La riduzione non può mai eccedere la metà del fitto, quale che sia la perdita subita dall'affittuario. Nella riduzione devono essere calcolati gli indennizzi che l'affittuario abbia conseguito o possa conseguire in relazione alla perdita sofferta. Ciò «in ogni caso » e cioè tanto quando il locatore sia intervenuto tanto quando sia rimasto estraneo alle pattuizioni tra l'affittuario e il terzo (di regola istituto assicuratore). Con ciò il locatore non trae alcun ingiusto arricchimento, dato il diritto di surrogazione dell'assicuratore sino alla concorrenza dell'ammontare dell'indennità verso il locatore a norma dell'art. 1916 del codice.
La prova della perdita dei raccolti spetta all'affittuario che chiede la riduzione del fitto. La prova dell'abbondanza dei raccolti precedenti, dovrebbe incombere al locatore che eccepisce l'inammissibilità della domanda, ma in realtà non si tratta di una vera e propria eccezione, ma della prova di un estremo dell'azione promossa dal conduttore per ottenere la riduzione.
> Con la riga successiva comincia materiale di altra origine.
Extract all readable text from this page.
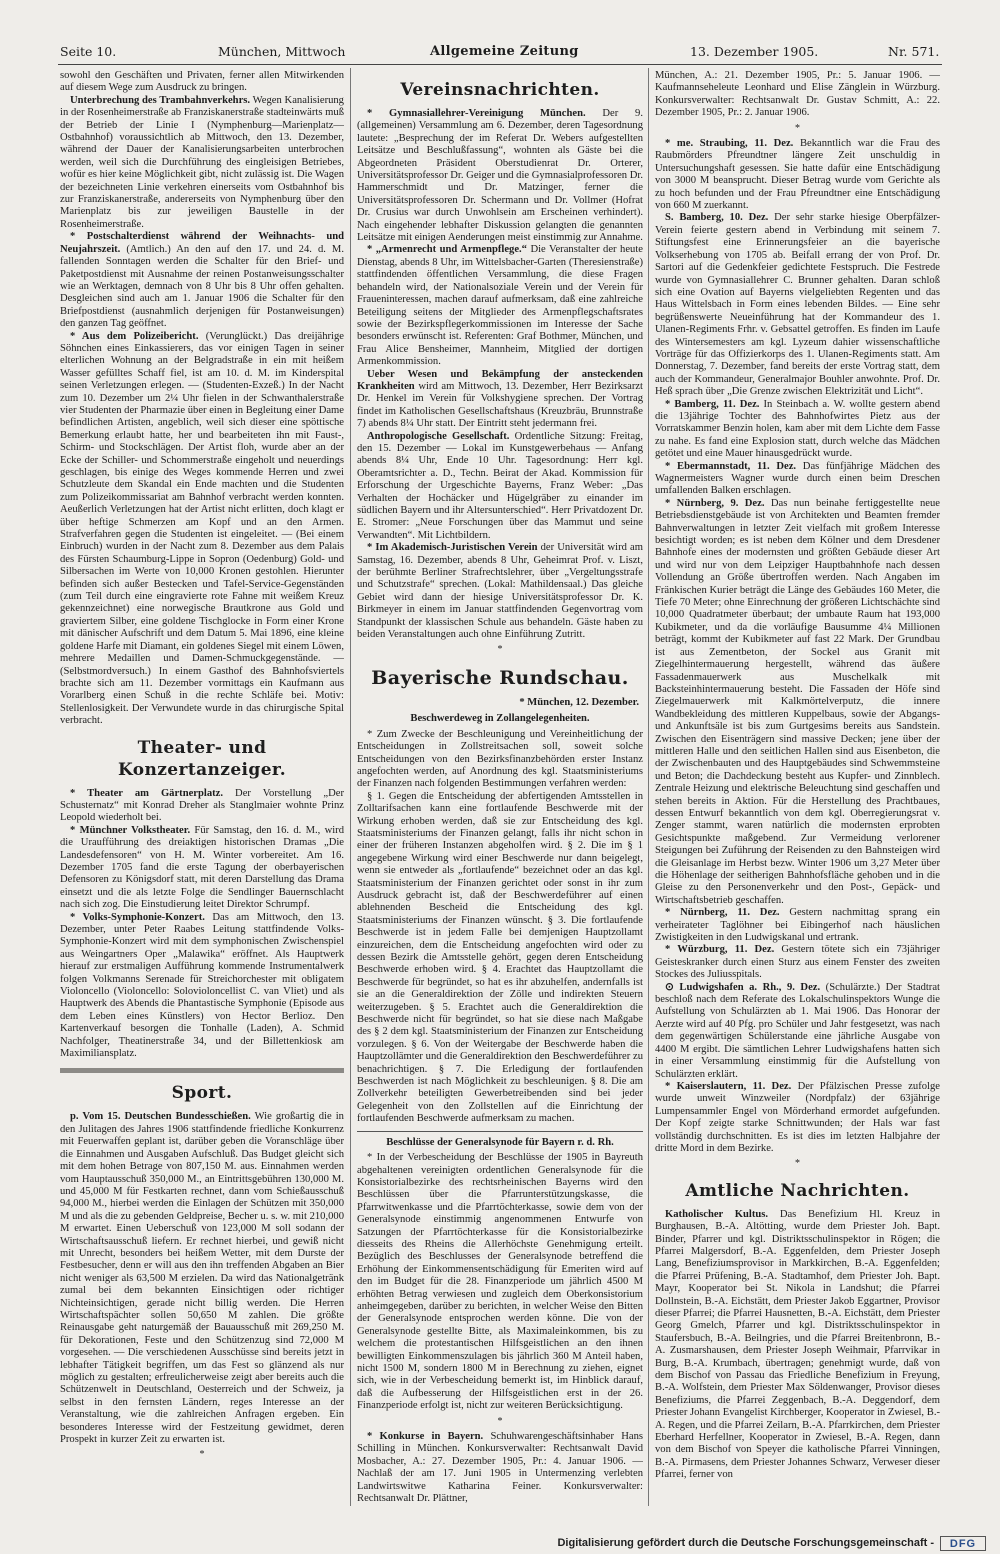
Seite 10.	München, Mittwoch	Allgemeine Zeitung	13. Dezember 1905.	Nr. 571.

sowohl den Geschäften und Privaten, ferner allen Mitwirkenden auf diesem Wege zum Ausdruck zu bringen.

Unterbrechung des Trambahnverkehrs. Wegen Kanalisierung in der Rosenheimerstraße ab Franziskanerstraße stadteinwärts muß der Betrieb der Linie I (Nymphenburg—Marienplatz—Ostbahnhof) voraussichtlich ab Mittwoch, den 13. Dezember, während der Dauer der Kanalisierungsarbeiten unterbrochen werden, weil sich die Durchführung des eingleisigen Betriebes, wofür es hier keine Möglichkeit gibt, nicht zulässig ist. Die Wagen der bezeichneten Linie verkehren einerseits vom Ostbahnhof bis zur Franziskanerstraße, andererseits von Nymphenburg über den Marienplatz bis zur jeweiligen Baustelle in der Rosenheimerstraße.

* Postschalterdienst während der Weihnachts- und Neujahrszeit. (Amtlich.) An den auf den 17. und 24. d. M. fallenden Sonntagen werden die Schalter für den Brief- und Paketpostdienst mit Ausnahme der reinen Postanweisungsschalter wie an Werktagen, demnach von 8 Uhr bis 8 Uhr offen gehalten. Desgleichen sind auch am 1. Januar 1906 die Schalter für den Briefpostdienst (ausnahmlich derjenigen für Postanweisungen) den ganzen Tag geöffnet.

* Aus dem Polizeibericht. (Verunglückt.) Das dreijährige Söhnchen eines Einkassierers, das vor einigen Tagen in seiner elterlichen Wohnung an der Belgradstraße in ein mit heißem Wasser gefülltes Schaff fiel, ist am 10. d. M. im Kinderspital seinen Verletzungen erlegen. — (Studenten-Exzeß.) In der Nacht zum 10. Dezember um 2¼ Uhr fielen in der Schwanthalerstraße vier Studenten der Pharmazie über einen in Begleitung einer Dame befindlichen Artisten, angeblich, weil sich dieser eine spöttische Bemerkung erlaubt hatte, her und bearbeiteten ihn mit Faust-, Schirm- und Stockschlägen. Der Artist floh, wurde aber an der Ecke der Schiller- und Schommerstraße eingeholt und neuerdings geschlagen, bis einige des Weges kommende Herren und zwei Schutzleute dem Skandal ein Ende machten und die Studenten zum Polizeikommissariat am Bahnhof verbracht werden konnten. Aeußerlich Verletzungen hat der Artist nicht erlitten, doch klagt er über heftige Schmerzen am Kopf und an den Armen. Strafverfahren gegen die Studenten ist eingeleitet. — (Bei einem Einbruch) wurden in der Nacht zum 8. Dezember aus dem Palais des Fürsten Schaumburg-Lippe in Sopron (Oedenburg) Gold- und Silbersachen im Werte von 10,000 Kronen gestohlen. Hierunter befinden sich außer Bestecken und Tafel-Service-Gegenständen (zum Teil durch eine eingravierte rote Fahne mit weißem Kreuz gekennzeichnet) eine norwegische Brautkrone aus Gold und graviertem Silber, eine goldene Tischglocke in Form einer Krone mit dänischer Aufschrift und dem Datum 5. Mai 1896, eine kleine goldene Harfe mit Diamant, ein goldenes Siegel mit einem Löwen, mehrere Medaillen und Damen-Schmuckgegenstände. — (Selbstmordversuch.) In einem Gasthof des Bahnhofsviertels brachte sich am 11. Dezember vormittags ein Kaufmann aus Vorarlberg einen Schuß in die rechte Schläfe bei. Motiv: Stellenlosigkeit. Der Verwundete wurde in das chirurgische Spital verbracht.

Theater- und Konzertanzeiger.

* Theater am Gärtnerplatz. Der Vorstellung „Der Schusternatz“ mit Konrad Dreher als Stanglmaier wohnte Prinz Leopold wiederholt bei.

* Münchner Volkstheater. Für Samstag, den 16. d. M., wird die Uraufführung des dreiaktigen historischen Dramas „Die Landesdefensoren“ von H. M. Winter vorbereitet. Am 16. Dezember 1705 fand die erste Tagung der oberbayerischen Defensoren zu Königsdorf statt, mit deren Darstellung das Drama einsetzt und die als letzte Folge die Sendlinger Bauernschlacht nach sich zog. Die Einstudierung leitet Direktor Schrumpf.

* Volks-Symphonie-Konzert. Das am Mittwoch, den 13. Dezember, unter Peter Raabes Leitung stattfindende Volks-Symphonie-Konzert wird mit dem symphonischen Zwischenspiel aus Weingartners Oper „Malawika“ eröffnet. Als Hauptwerk hierauf zur erstmaligen Aufführung kommende Instrumentalwerk folgen Volkmanns Serenade für Streichorchester mit obligatem Violoncello (Violoncello: Solovioloncellist C. van Vliet) und als Hauptwerk des Abends die Phantastische Symphonie (Episode aus dem Leben eines Künstlers) von Hector Berlioz. Den Kartenverkauf besorgen die Tonhalle (Laden), A. Schmid Nachfolger, Theatinerstraße 34, und der Billettenkiosk am Maximiliansplatz.

Sport.

p. Vom 15. Deutschen Bundesschießen. Wie großartig die in den Julitagen des Jahres 1906 stattfindende friedliche Konkurrenz mit Feuerwaffen geplant ist, darüber geben die Voranschläge über die Einnahmen und Ausgaben Aufschluß. Das Budget gleicht sich mit dem hohen Betrage von 807,150 M. aus. Einnahmen werden vom Hauptausschuß 350,000 M., an Eintrittsgebühren 130,000 M. und 45,000 M für Festkarten rechnet, dann vom Schießausschuß 94,000 M., hierbei werden die Einlagen der Schützen mit 350,000 M und als die zu gebenden Geldpreise, Becher u. s. w. mit 210,000 M erwartet. Einen Ueberschuß von 123,000 M soll sodann der Wirtschaftsausschuß liefern. Er rechnet hierbei, und gewiß nicht mit Unrecht, besonders bei heißem Wetter, mit dem Durste der Festbesucher, denn er will aus den ihn treffenden Abgaben an Bier nicht weniger als 63,500 M erzielen. Da wird das Nationalgetränk zumal bei dem bekannten Einsichtigen oder richtiger Nichteinsichtigen, gerade nicht billig werden. Die Herren Wirtschaftspächter sollen 50,650 M zahlen. Die größte Reinausgabe geht naturgemäß der Bauausschuß mit 269,250 M. für Dekorationen, Feste und den Schützenzug sind 72,000 M vorgesehen. — Die verschiedenen Ausschüsse sind bereits jetzt in lebhafter Tätigkeit begriffen, um das Fest so glänzend als nur möglich zu gestalten; erfreulicherweise zeigt aber bereits auch die Schützenwelt in Deutschland, Oesterreich und der Schweiz, ja selbst in den fernsten Ländern, reges Interesse an der Veranstaltung, wie die zahlreichen Anfragen ergeben. Ein besonderes Interesse wird der Festzeitung gewidmet, deren Prospekt in kurzer Zeit zu erwarten ist.

*
Vereinsnachrichten.

* Gymnasiallehrer-Vereinigung München. Der 9. (allgemeinen) Versammlung am 6. Dezember, deren Tagesordnung lautete: „Besprechung der im Referat Dr. Webers aufgestellten Leitsätze und Beschlußfassung“, wohnten als Gäste bei die Abgeordneten Präsident Oberstudienrat Dr. Orterer, Universitätsprofessor Dr. Geiger und die Gymnasialprofessoren Dr. Hammerschmidt und Dr. Matzinger, ferner die Universitätsprofessoren Dr. Schermann und Dr. Vollmer (Hofrat Dr. Crusius war durch Unwohlsein am Erscheinen verhindert). Nach eingehender lebhafter Diskussion gelangten die genannten Leitsätze mit einigen Aenderungen meist einstimmig zur Annahme.

* „Armenrecht und Armenpflege.“ Die Veranstalter der heute Dienstag, abends 8 Uhr, im Wittelsbacher-Garten (Theresienstraße) stattfindenden öffentlichen Versammlung, die diese Fragen behandeln wird, der Nationalsoziale Verein und der Verein für Fraueninteressen, machen darauf aufmerksam, daß eine zahlreiche Beteiligung seitens der Mitglieder des Armenpflegschaftsrates sowie der Bezirkspflegerkommissionen im Interesse der Sache besonders erwünscht ist. Referenten: Graf Bothmer, München, und Frau Alice Bensheimer, Mannheim, Mitglied der dortigen Armenkommission.

Ueber Wesen und Bekämpfung der ansteckenden Krankheiten wird am Mittwoch, 13. Dezember, Herr Bezirksarzt Dr. Henkel im Verein für Volkshygiene sprechen. Der Vortrag findet im Katholischen Gesellschaftshaus (Kreuzbräu, Brunnstraße 7) abends 8¼ Uhr statt. Der Eintritt steht jedermann frei.

Anthropologische Gesellschaft. Ordentliche Sitzung: Freitag, den 15. Dezember — Lokal im Kunstgewerbehaus — Anfang abends 8¼ Uhr, Ende 10 Uhr. Tagesordnung: Herr kgl. Oberamtsrichter a. D., Techn. Beirat der Akad. Kommission für Erforschung der Urgeschichte Bayerns, Franz Weber: „Das Verhalten der Hochäcker und Hügelgräber zu einander im südlichen Bayern und ihr Altersunterschied“. Herr Privatdozent Dr. E. Stromer: „Neue Forschungen über das Mammut und seine Verwandten“. Mit Lichtbildern.

* Im Akademisch-Juristischen Verein der Universität wird am Samstag, 16. Dezember, abends 8 Uhr, Geheimrat Prof. v. Liszt, der berühmte Berliner Strafrechtslehrer, über „Vergeltungsstrafe und Schutzstrafe“ sprechen. (Lokal: Mathildensaal.) Das gleiche Gebiet wird dann der hiesige Universitätsprofessor Dr. K. Birkmeyer in einem im Januar stattfindenden Gegenvortrag vom Standpunkt der klassischen Schule aus behandeln. Gäste haben zu beiden Veranstaltungen auch ohne Einführung Zutritt.

*
Bayerische Rundschau.
* München, 12. Dezember.
Beschwerdeweg in Zollangelegenheiten.

* Zum Zwecke der Beschleunigung und Vereinheitlichung der Entscheidungen in Zollstreitsachen soll, soweit solche Entscheidungen von den Bezirksfinanzbehörden erster Instanz angefochten werden, auf Anordnung des kgl. Staatsministeriums der Finanzen nach folgenden Bestimmungen verfahren werden:

§ 1. Gegen die Entscheidung der abfertigenden Amtsstellen in Zolltarifsachen kann eine fortlaufende Beschwerde mit der Wirkung erhoben werden, daß sie zur Entscheidung des kgl. Staatsministeriums der Finanzen gelangt, falls ihr nicht schon in einer der früheren Instanzen abgeholfen wird. § 2. Die im § 1 angegebene Wirkung wird einer Beschwerde nur dann beigelegt, wenn sie entweder als „fortlaufende“ bezeichnet oder an das kgl. Staatsministerium der Finanzen gerichtet oder sonst in ihr zum Ausdruck gebracht ist, daß der Beschwerdeführer auf einen ablehnenden Bescheid die Entscheidung des kgl. Staatsministeriums der Finanzen wünscht. § 3. Die fortlaufende Beschwerde ist in jedem Falle bei demjenigen Hauptzollamt einzureichen, dem die Entscheidung angefochten wird oder zu dessen Bezirk die Amtsstelle gehört, gegen deren Entscheidung Beschwerde erhoben wird. § 4. Erachtet das Hauptzollamt die Beschwerde für begründet, so hat es ihr abzuhelfen, andernfalls ist sie an die Generaldirektion der Zölle und indirekten Steuern weiterzugeben. § 5. Erachtet auch die Generaldirektion die Beschwerde nicht für begründet, so hat sie diese nach Maßgabe des § 2 dem kgl. Staatsministerium der Finanzen zur Entscheidung vorzulegen. § 6. Von der Weitergabe der Beschwerde haben die Hauptzollämter und die Generaldirektion den Beschwerdeführer zu benachrichtigen. § 7. Die Erledigung der fortlaufenden Beschwerden ist nach Möglichkeit zu beschleunigen. § 8. Die am Zollverkehr beteiligten Gewerbetreibenden sind bei jeder Gelegenheit von den Zollstellen auf die Einrichtung der fortlaufenden Beschwerde aufmerksam zu machen.

Beschlüsse der Generalsynode für Bayern r. d. Rh.

* In der Verbescheidung der Beschlüsse der 1905 in Bayreuth abgehaltenen vereinigten ordentlichen Generalsynode für die Konsistorialbezirke des rechtsrheinischen Bayerns wird den Beschlüssen über die Pfarrunterstützungskasse, die Pfarrwitwenkasse und die Pfarrtöchterkasse, sowie dem von der Generalsynode einstimmig angenommenen Entwurfe von Satzungen der Pfarrtöchterkasse für die Konsistorialbezirke diesseits des Rheins die Allerhöchste Genehmigung erteilt. Bezüglich des Beschlusses der Generalsynode betreffend die Erhöhung der Einkommensentschädigung für Emeriten wird auf den im Budget für die 28. Finanzperiode um jährlich 4500 M erhöhten Betrag verwiesen und zugleich dem Oberkonsistorium anheimgegeben, darüber zu berichten, in welcher Weise den Bitten der Generalsynode entsprochen werden könne. Die von der Generalsynode gestellte Bitte, als Maximaleinkommen, bis zu welchem die protestantischen Hilfsgeistlichen an den ihnen bewilligten Einkommenszulagen bis jährlich 360 M Anteil haben, nicht 1500 M, sondern 1800 M in Berechnung zu ziehen, eignet sich, wie in der Verbescheidung bemerkt ist, im Hinblick darauf, daß die Aufbesserung der Hilfsgeistlichen erst in der 26. Finanzperiode erfolgt ist, nicht zur weiteren Berücksichtigung.

*

* Konkurse in Bayern. Schuhwarengeschäftsinhaber Hans Schilling in München. Konkursverwalter: Rechtsanwalt David Mosbacher, A.: 27. Dezember 1905, Pr.: 4. Januar 1906. — Nachlaß der am 17. Juni 1905 in Untermenzing verlebten Landwirtswitwe Katharina Feiner. Konkursverwalter: Rechtsanwalt Dr. Plättner,

München, A.: 21. Dezember 1905, Pr.: 5. Januar 1906. — Kaufmannseheleute Leonhard und Elise Zänglein in Würzburg. Konkursverwalter: Rechtsanwalt Dr. Gustav Schmitt, A.: 22. Dezember 1905, Pr.: 2. Januar 1906.

*

* me. Straubing, 11. Dez. Bekanntlich war die Frau des Raubmörders Pfreundtner längere Zeit unschuldig in Untersuchungshaft gesessen. Sie hatte dafür eine Entschädigung von 3000 M beansprucht. Dieser Betrag wurde vom Gerichte als zu hoch befunden und der Frau Pfreundtner eine Entschädigung von 660 M zuerkannt.

S. Bamberg, 10. Dez. Der sehr starke hiesige Oberpfälzer-Verein feierte gestern abend in Verbindung mit seinem 7. Stiftungsfest eine Erinnerungsfeier an die bayerische Volkserhebung von 1705 ab. Beifall errang der von Prof. Dr. Sartori auf die Gedenkfeier gedichtete Festspruch. Die Festrede wurde von Gymnasiallehrer C. Brunner gehalten. Daran schloß sich eine Ovation auf Bayerns vielgeliebten Regenten und das Haus Wittelsbach in Form eines lebenden Bildes. — Eine sehr begrüßenswerte Neueinführung hat der Kommandeur des 1. Ulanen-Regiments Frhr. v. Gebsattel getroffen. Es finden im Laufe des Wintersemesters am kgl. Lyzeum dahier wissenschaftliche Vorträge für das Offizierkorps des 1. Ulanen-Regiments statt. Am Donnerstag, 7. Dezember, fand bereits der erste Vortrag statt, dem auch der Kommandeur, Generalmajor Bouhler anwohnte. Prof. Dr. Heß sprach über „Die Grenze zwischen Elektrizität und Licht“.

* Bamberg, 11. Dez. In Steinbach a. W. wollte gestern abend die 13jährige Tochter des Bahnhofwirtes Pietz aus der Vorratskammer Benzin holen, kam aber mit dem Lichte dem Fasse zu nahe. Es fand eine Explosion statt, durch welche das Mädchen getötet und eine Mauer hinausgedrückt wurde.

* Ebermannstadt, 11. Dez. Das fünfjährige Mädchen des Wagnermeisters Wagner wurde durch einen beim Dreschen umfallenden Balken erschlagen.

* Nürnberg, 9. Dez. Das nun beinahe fertiggestellte neue Betriebsdienstgebäude ist von Architekten und Beamten fremder Bahnverwaltungen in letzter Zeit vielfach mit großem Interesse besichtigt worden; es ist neben dem Kölner und dem Dresdener Bahnhofe eines der modernsten und größten Gebäude dieser Art und wird nur von dem Leipziger Hauptbahnhofe nach dessen Vollendung an Größe übertroffen werden. Nach Angaben im Fränkischen Kurier beträgt die Länge des Gebäudes 160 Meter, die Tiefe 70 Meter; ohne Einrechnung der größeren Lichtschächte sind 10,000 Quadratmeter überbaut; der umbaute Raum hat 193,000 Kubikmeter, und da die vorläufige Bausumme 4¼ Millionen beträgt, kommt der Kubikmeter auf fast 22 Mark. Der Grundbau ist aus Zementbeton, der Sockel aus Granit mit Ziegelhintermauerung hergestellt, während das äußere Fassadenmauerwerk aus Muschelkalk mit Backsteinhintermauerung besteht. Die Fassaden der Höfe sind Ziegelmauerwerk mit Kalkmörtelverputz, die innere Wandbekleidung des mittleren Kuppelbaus, sowie der Abgangs- und Ankunftsäle ist bis zum Gurtgesims bereits aus Sandstein. Zwischen den Eisenträgern sind massive Decken; jene über der mittleren Halle und den seitlichen Hallen sind aus Eisenbeton, die der Zwischenbauten und des Hauptgebäudes sind Schwemmsteine und Beton; die Dachdeckung besteht aus Kupfer- und Zinnblech. Zentrale Heizung und elektrische Beleuchtung sind geschaffen und stehen bereits in Aktion. Für die Herstellung des Prachtbaues, dessen Entwurf bekanntlich von dem kgl. Oberregierungsrat v. Zenger stammt, waren natürlich die modernsten erprobten Gesichtspunkte maßgebend. Zur Vermeidung verlorener Steigungen bei Zuführung der Reisenden zu den Bahnsteigen wird die Gleisanlage im Herbst bezw. Winter 1906 um 3,27 Meter über die Höhenlage der seitherigen Bahnhofsfläche gehoben und in die Gleise zu den Personenverkehr und den Post-, Gepäck- und Wirtschaftsbetrieb geschaffen.

* Nürnberg, 11. Dez. Gestern nachmittag sprang ein verheirateter Taglöhner bei Eibingerhof nach häuslichen Zwistigkeiten in den Ludwigskanal und ertrank.

* Würzburg, 11. Dez. Gestern tötete sich ein 73jähriger Geisteskranker durch einen Sturz aus einem Fenster des zweiten Stockes des Juliusspitals.

⊙ Ludwigshafen a. Rh., 9. Dez. (Schulärzte.) Der Stadtrat beschloß nach dem Referate des Lokalschulinspektors Wunge die Aufstellung von Schulärzten ab 1. Mai 1906. Das Honorar der Aerzte wird auf 40 Pfg. pro Schüler und Jahr festgesetzt, was nach dem gegenwärtigen Schülerstande eine jährliche Ausgabe von 4400 M ergibt. Die sämtlichen Lehrer Ludwigshafens hatten sich in einer Versammlung einstimmig für die Aufstellung von Schulärzten erklärt.

* Kaiserslautern, 11. Dez. Der Pfälzischen Presse zufolge wurde unweit Winzweiler (Nordpfalz) der 63jährige Lumpensammler Engel von Mörderhand ermordet aufgefunden. Der Kopf zeigte starke Schnittwunden; der Hals war fast vollständig durchschnitten. Es ist dies im letzten Halbjahre der dritte Mord in dem Bezirke.

*
Amtliche Nachrichten.

Katholischer Kultus. Das Benefizium Hl. Kreuz in Burghausen, B.-A. Altötting, wurde dem Priester Joh. Bapt. Binder, Pfarrer und kgl. Distriktsschulinspektor in Rögen; die Pfarrei Malgersdorf, B.-A. Eggenfelden, dem Priester Joseph Lang, Benefiziumsprovisor in Markkirchen, B.-A. Eggenfelden; die Pfarrei Prüfening, B.-A. Stadtamhof, dem Priester Joh. Bapt. Mayr, Kooperator bei St. Nikola in Landshut; die Pfarrei Dollnstein, B.-A. Eichstätt, dem Priester Jakob Eggartner, Provisor dieser Pfarrei; die Pfarrei Hausnetten, B.-A. Eichstätt, dem Priester Georg Gmelch, Pfarrer und kgl. Distriktsschulinspektor in Staufersbuch, B.-A. Beilngries, und die Pfarrei Breitenbronn, B.-A. Zusmarshausen, dem Priester Joseph Weihmair, Pfarrvikar in Burg, B.-A. Krumbach, übertragen; genehmigt wurde, daß von dem Bischof von Passau das Friedliche Benefizium in Freyung, B.-A. Wolfstein, dem Priester Max Söldenwanger, Provisor dieses Benefiziums, die Pfarrei Zeggenbach, B.-A. Deggendorf, dem Priester Johann Evangelist Kirchberger, Kooperator in Zwiesel, B.-A. Regen, und die Pfarrei Zeilarn, B.-A. Pfarrkirchen, dem Priester Eberhard Herfellner, Kooperator in Zwiesel, B.-A. Regen, dann von dem Bischof von Speyer die katholische Pfarrei Vinningen, B.-A. Pirmasens, dem Priester Johannes Schwarz, Verweser dieser Pfarrei, ferner von

Digitalisierung gefördert durch die Deutsche Forschungsgemeinschaft -	DFG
L'affittuario deve dimostrare la realtà della perdita sofferta che, per essere tale, non deve essere compensata dalle altre raccolte e quindi deve provare anche l'entità delle raccolte precedenti.
Poiché all'affittuario che ha subito una grave perdita e non è compensato dai precedenti raccolti può essere gravoso di pagare l'intero fitto e di attendere lo scadere del contratto per veder eseguito il conguaglio, l'autorità giudiziaria può, in via provvisoria, dispensare l'affittuario dal pagamento di una parte del fitto che sia proporzionale alla perdita subita. L'istanza va proposta dall'affittuario sia con azione che con eccezione.